Testing The Limits: A Robustness Analysis Of Logistic Growth Models For Life Cycle Estimation During The COVID-19 Pandemic

Abstract

The semiconductor industry operates in a dynamic environment characterized by rapid technological advancements, extensive research and development investments, long planning horizons, and cyclical market behavior. Consequently, staying vigilant to technological disruptions and shifting trends is crucial. This is especially challenging when external shocks seriously affect supply chain processes and demand patterns. Particularly, recent events, such as the COVID-19 pandemic, the ongoing Russian invasion of Ukraine, and high consumer price inflation impacting the semiconductor cycle emphasize the need to account for these influences. In this context, we analyze growth patterns and life cycles of various technologies within the semiconductor industry by estimating logistic growth models. The logistic growth model was originally formulated to describe population dynamics.
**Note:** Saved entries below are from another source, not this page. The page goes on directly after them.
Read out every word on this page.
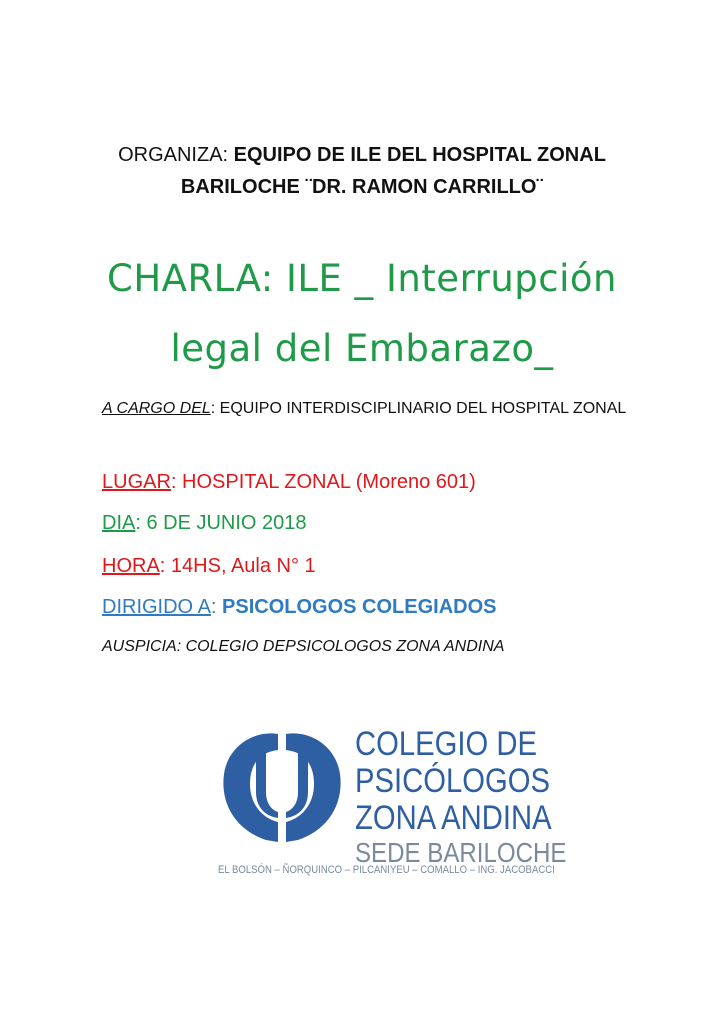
ORGANIZA: EQUIPO DE ILE DEL HOSPITAL ZONAL
BARILOCHE ¨DR. RAMON CARRILLO¨
CHARLA: ILE _ Interrupción
legal del Embarazo_
A CARGO DEL: EQUIPO INTERDISCIPLINARIO DEL HOSPITAL ZONAL
LUGAR: HOSPITAL ZONAL (Moreno 601)
DIA: 6 DE JUNIO 2018
HORA: 14HS, Aula N° 1
DIRIGIDO A: PSICOLOGOS COLEGIADOS
AUSPICIA: COLEGIO DEPSICOLOGOS ZONA ANDINA
COLEGIO DE
PSICÓLOGOS
ZONA ANDINA
SEDE BARILOCHE
EL BOLSÓN – ÑORQUINCO – PILCANIYEU – COMALLO – ING. JACOBACCI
However, many processes outside the discipline of ecology share the fundamental characteristics of natural growth: self-proportionality and a self-regulating mechanism. Out of the different applications, two are of particular interest in the context of strategic business decisions: (1) modeling innovation diffusion and technological change to predict the mid- to long-term growth of a market, and (2) modeling of product life cycles. To obtain market growth and life cycle predictions, we apply the logistic growth model to forecast cumulative revenues by technology over time. This model treats the analyzed technology as a closed system. However, in practice, external shocks are the norm. To analyze the robustness to such external shocks, we compare technology life cycle estimates derived from logistic growth models before and after the effects of COVID-19 became evident for a wide array of semiconductor technologies. We find that the impact of COVID-19 on these life cycle estimates is mixed, but the median change is low. Our findings have implications for the application of logistic growth models in strategic decision-making, helping stakeholders navigate the complexities of technological innovation, diffusion, and market growth.